As I write this description, the filibuster in the Senate is the focus of much national attention.  Some would argue, though, that the filibuster is simply the tip of the iceberg as to what is wrong, even indefensible, about the Senate and its apportionment of voting power.  And, of course, the 2020 census is the trigger for the inevitable reapportionment wars coming up, and those raise obvious issues of law, politics, and political theory.

I am not a neutral party with regard to such discussions. I published a book in 2006, Our Undemocratic Constitution, that focused on a number of structural features that could not plausibly be defended under any 21st century theory of democracy. In 2012, I published Framed: America’s 51 Constitutions and the Crisis of Governance, in which the focus was less on the undemocratic features of the Constitution and more on the sheer fact that more and more of the American public was significantly dissatisfied with the actual operation of the national government, posing the possibility of a genuine “legitimacy crisis.” My wife and I published a book in 2017, with a 2nd edition rapidly following in 2019, Fault Lines in the Constitution, ostensibly directed at teenagers, that set out the threats that, if activated, like geologic fault lines and techtonic plates, could destroy our polity and not only a great city. I have advocated a new constitutional convention as one way of addressing these problems.  (The book has been published also as a “graphic novel.”)

What is more telling, perhaps, is that for the first time in many years, there seems to be some genuine interest in the possibility of constitutional reform. One of the assignments will be a report by a bi-partisan blue-ribbon commission put together by the American Academy of Arts and Sciences to address Our Common Purpose: Reinventing American Democracy for the 21st Century. The National Constitution Center in Philadelphia has organized three groups, one “liberal,” one “conservative,” and the last “libertarian,” to offer proposed suggestions for constitutional reform, all of which will be topics for discussion.  I also chaired a group organized under the aegis of Michael Tomasky, the editor of Democracy, exploring what a constitution suitable to the 21st century might look like, and that text, too, will be assigned.  

So our project this semester will be to look at some of the suggested constitutional reforms and to debate their attractiveness. As always, I hope that at least some of Harvard remarkable cohort of LLMs might be interested in the course as well, inasmuch as they would bring a desirable comparativist sensibiliy to our discussions.  One overarching question is how important constitutional forms and structures are anyway, when compared, say, with underlying political cultures or the challenges posed, say, by economic inequality, globalization, or global warming.  

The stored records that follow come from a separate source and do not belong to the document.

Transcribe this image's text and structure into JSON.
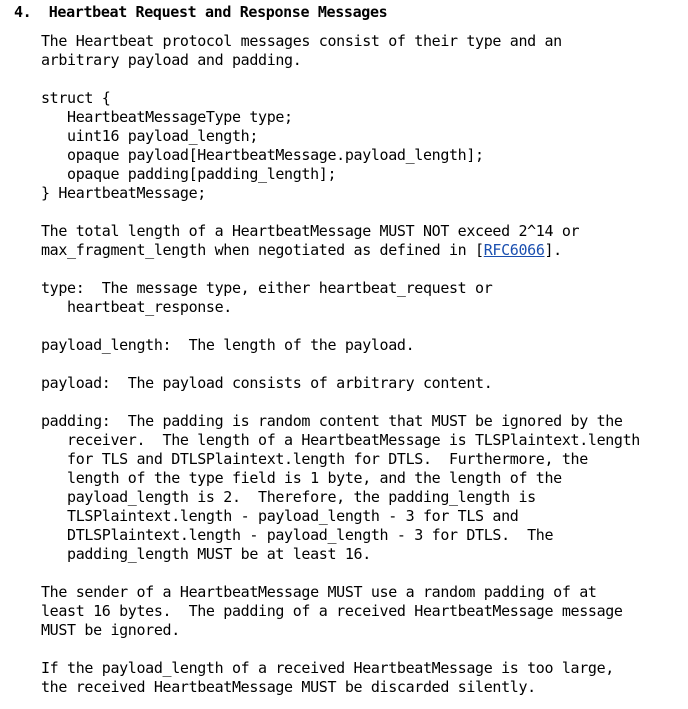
{
  "section": {
    "number": "4.",
    "title": "Heartbeat Request and Response Messages"
  },
  "para_intro": [
    "The Heartbeat protocol messages consist of their type and an",
    "arbitrary payload and padding."
  ],
  "struct_block": [
    "struct {",
    "   HeartbeatMessageType type;",
    "   uint16 payload_length;",
    "   opaque payload[HeartbeatMessage.payload_length];",
    "   opaque padding[padding_length];",
    "} HeartbeatMessage;"
  ],
  "para_length": {
    "line1": "The total length of a HeartbeatMessage MUST NOT exceed 2^14 or",
    "line2_before": "max_fragment_length when negotiated as defined in [",
    "link_text": "RFC6066",
    "line2_after": "]."
  },
  "def_type": [
    "type:  The message type, either heartbeat_request or",
    "   heartbeat_response."
  ],
  "def_payload_length": [
    "payload_length:  The length of the payload."
  ],
  "def_payload": [
    "payload:  The payload consists of arbitrary content."
  ],
  "def_padding": [
    "padding:  The padding is random content that MUST be ignored by the",
    "   receiver.  The length of a HeartbeatMessage is TLSPlaintext.length",
    "   for TLS and DTLSPlaintext.length for DTLS.  Furthermore, the",
    "   length of the type field is 1 byte, and the length of the",
    "   payload_length is 2.  Therefore, the padding_length is",
    "   TLSPlaintext.length - payload_length - 3 for TLS and",
    "   DTLSPlaintext.length - payload_length - 3 for DTLS.  The",
    "   padding_length MUST be at least 16."
  ],
  "para_sender": [
    "The sender of a HeartbeatMessage MUST use a random padding of at",
    "least 16 bytes.  The padding of a received HeartbeatMessage message",
    "MUST be ignored."
  ],
  "para_discard": [
    "If the payload_length of a received HeartbeatMessage is too large,",
    "the received HeartbeatMessage MUST be discarded silently."
  ]
}
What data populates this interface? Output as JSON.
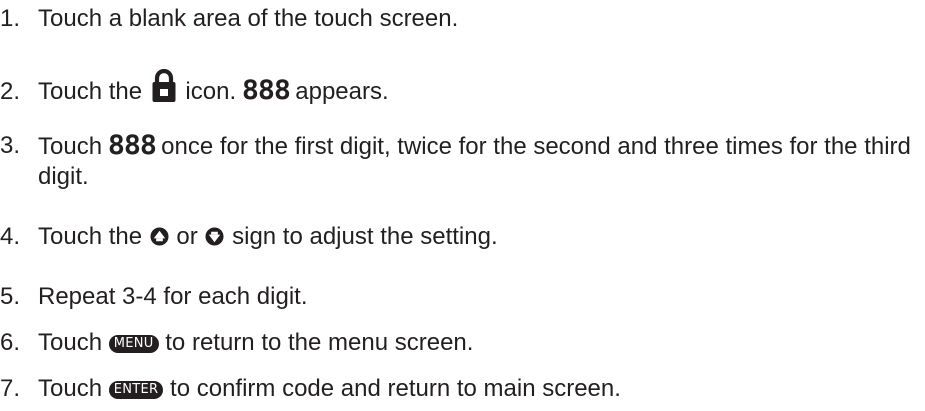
{
  "steps": [
    {
      "num": "1.",
      "text": "Touch a blank area of the touch screen."
    },
    {
      "num": "2.",
      "pre": "Touch the",
      "icon": "padlock-icon",
      "mid": "icon.",
      "code": "888",
      "post": "appears."
    },
    {
      "num": "3.",
      "pre": "Touch",
      "code": "888",
      "post": "once for the first digit, twice for the second and three times for the third digit."
    },
    {
      "num": "4.",
      "pre": "Touch the",
      "icon_up": "up-arrow-circle-icon",
      "mid": "or",
      "icon_down": "down-arrow-circle-icon",
      "post": "sign to adjust the setting."
    },
    {
      "num": "5.",
      "text": "Repeat 3-4 for each digit."
    },
    {
      "num": "6.",
      "pre": "Touch",
      "button": "MENU",
      "post": "to return to the menu screen."
    },
    {
      "num": "7.",
      "pre": "Touch",
      "button": "ENTER",
      "post": "to confirm code and return to main screen."
    }
  ]
}
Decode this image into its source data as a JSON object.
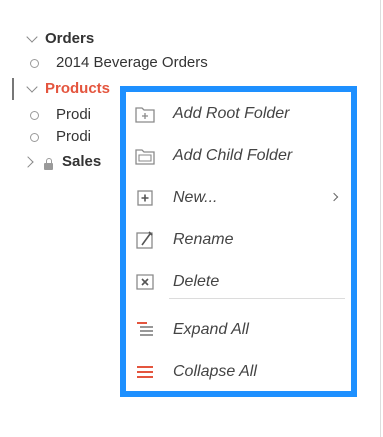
{
  "tree": {
    "items": [
      {
        "label": "Orders"
      },
      {
        "label": "2014 Beverage Orders"
      },
      {
        "label": "Products"
      },
      {
        "label": "Prodi"
      },
      {
        "label": "Prodi"
      },
      {
        "label": "Sales"
      }
    ]
  },
  "context_menu": {
    "items": [
      {
        "label": "Add Root Folder",
        "icon": "add-root-folder-icon"
      },
      {
        "label": "Add Child Folder",
        "icon": "add-child-folder-icon"
      },
      {
        "label": "New...",
        "icon": "new-icon",
        "submenu": true
      },
      {
        "label": "Rename",
        "icon": "rename-icon"
      },
      {
        "label": "Delete",
        "icon": "delete-icon"
      },
      {
        "label": "Expand All",
        "icon": "expand-all-icon"
      },
      {
        "label": "Collapse All",
        "icon": "collapse-all-icon"
      }
    ]
  },
  "colors": {
    "accent": "#e4553e",
    "menu_border": "#1e90ff",
    "text": "#333333",
    "icon": "#888888"
  }
}
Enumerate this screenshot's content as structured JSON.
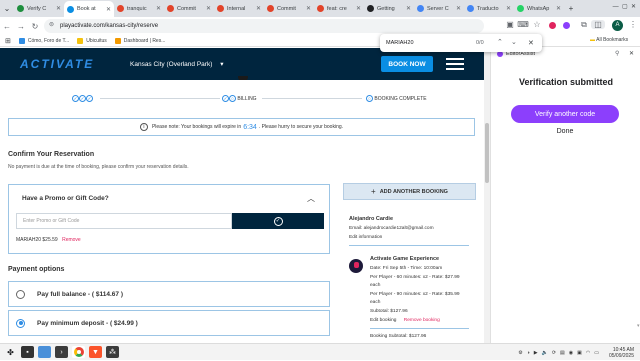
{
  "tabs": [
    {
      "label": "Verify C",
      "color": "#1e8e3e",
      "active": false
    },
    {
      "label": "Book at",
      "color": "#0a8ee3",
      "active": true
    },
    {
      "label": "tranquic",
      "color": "#e24329",
      "active": false
    },
    {
      "label": "Commit",
      "color": "#e24329",
      "active": false
    },
    {
      "label": "Internal",
      "color": "#e24329",
      "active": false
    },
    {
      "label": "Commit",
      "color": "#e24329",
      "active": false
    },
    {
      "label": "feat: cre",
      "color": "#e24329",
      "active": false
    },
    {
      "label": "Getting",
      "color": "#202124",
      "active": false
    },
    {
      "label": "Server C",
      "color": "#4285f4",
      "active": false
    },
    {
      "label": "Traducto",
      "color": "#4285f4",
      "active": false
    },
    {
      "label": "WhatsAp",
      "color": "#25d366",
      "active": false
    }
  ],
  "browser": {
    "new_tab": "+",
    "url": "playactivate.com/kansas-city/reserve",
    "profile_initial": "A",
    "bookmarks": [
      "Cómo, Foro de T...",
      "Ubicuitus",
      "Dashboard | Res..."
    ],
    "all_bookmarks": "All Bookmarks"
  },
  "find": {
    "query": "MARIAH20",
    "count": "0/0"
  },
  "site": {
    "logo": "ACTIVATE",
    "location": "Kansas City (Overland Park)",
    "book_now": "BOOK NOW",
    "steps": {
      "billing": "BILLING",
      "complete": "BOOKING COMPLETE"
    },
    "notice_before": "Please note: Your bookings will expire in",
    "timer": "6:34",
    "notice_after": ". Please hurry to secure your booking.",
    "confirm_title": "Confirm Your Reservation",
    "confirm_sub": "No payment is due at the time of booking, please confirm your reservation details.",
    "promo_title": "Have a Promo or Gift Code?",
    "promo_placeholder": "Enter Promo or Gift Code",
    "applied_code": "MARIAH20 $25.59",
    "remove": "Remove",
    "payment_title": "Payment options",
    "pay_full": "Pay full balance - ( $114.67 )",
    "pay_min": "Pay minimum deposit - ( $24.99 )",
    "add_booking": "ADD ANOTHER BOOKING",
    "customer_name": "Alejandro Cardie",
    "customer_email": "Email: alejandrocardie12alt@gmail.com",
    "edit_info": "Edit information",
    "game_title": "Activate Game Experience",
    "game_date": "Date: Fri Sep 5th - Time: 10:00am",
    "line1a": "Per Player - 60 minutes: x2 - Rate: $27.99",
    "line1b": "each",
    "line2a": "Per Player - 90 minutes: x2 - Rate: $35.99",
    "line2b": "each",
    "subtotal": "Subtotal: $127.96",
    "edit_booking": "Edit booking",
    "remove_booking": "Remove booking",
    "booking_subtotal": "Booking Subtotal: $127.96"
  },
  "panel": {
    "brand": "EditorAssist",
    "title": "Verification submitted",
    "verify_btn": "Verify another code",
    "done": "Done"
  },
  "taskbar": {
    "time": "10:45 AM",
    "date": "05/09/2025"
  },
  "colors": {
    "brand_navy": "#00253e",
    "brand_blue": "#0a8ee3",
    "purple": "#8c3ffc"
  }
}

Accompanying the question of the desirability of constitutional reform, though, is the quite separate question of whether it is in fact possible, especially if one operates under the constraints of Article V of the Constitution, which requires ratification of any proposed amendments by three-quarters of the 50 states, i.e., 38 states. Theoretically, the thirteen states able to veto any proposed changes could comprise less than 5% of the total American population of approximately 340,000,000 people. Thus the last of our six sessions will be devoted entirely to this very practical problem (and the comparative question, of course, is how easy or hard it is in some other countries or any given American state to effectuate significant constitutional change).

Reading courses, of course, have no exams or extensive writing requirements. I do, however, ask that all of you submit, over the course of our time together, a single “response paper” of approximately 600-750 words to the readings assigned for the particular week of your choice. A major purpose of these papers is to provide an agenda for our discussions. That is, you should focus on whatever you regard as the most interesting aspects of the particular reading, about which you would be particularly benefit from some collective conversation.

Note: This reading group will meet on the following dates: Sept. 9, 23; Oct. 7, 21; Nov. 4, 18.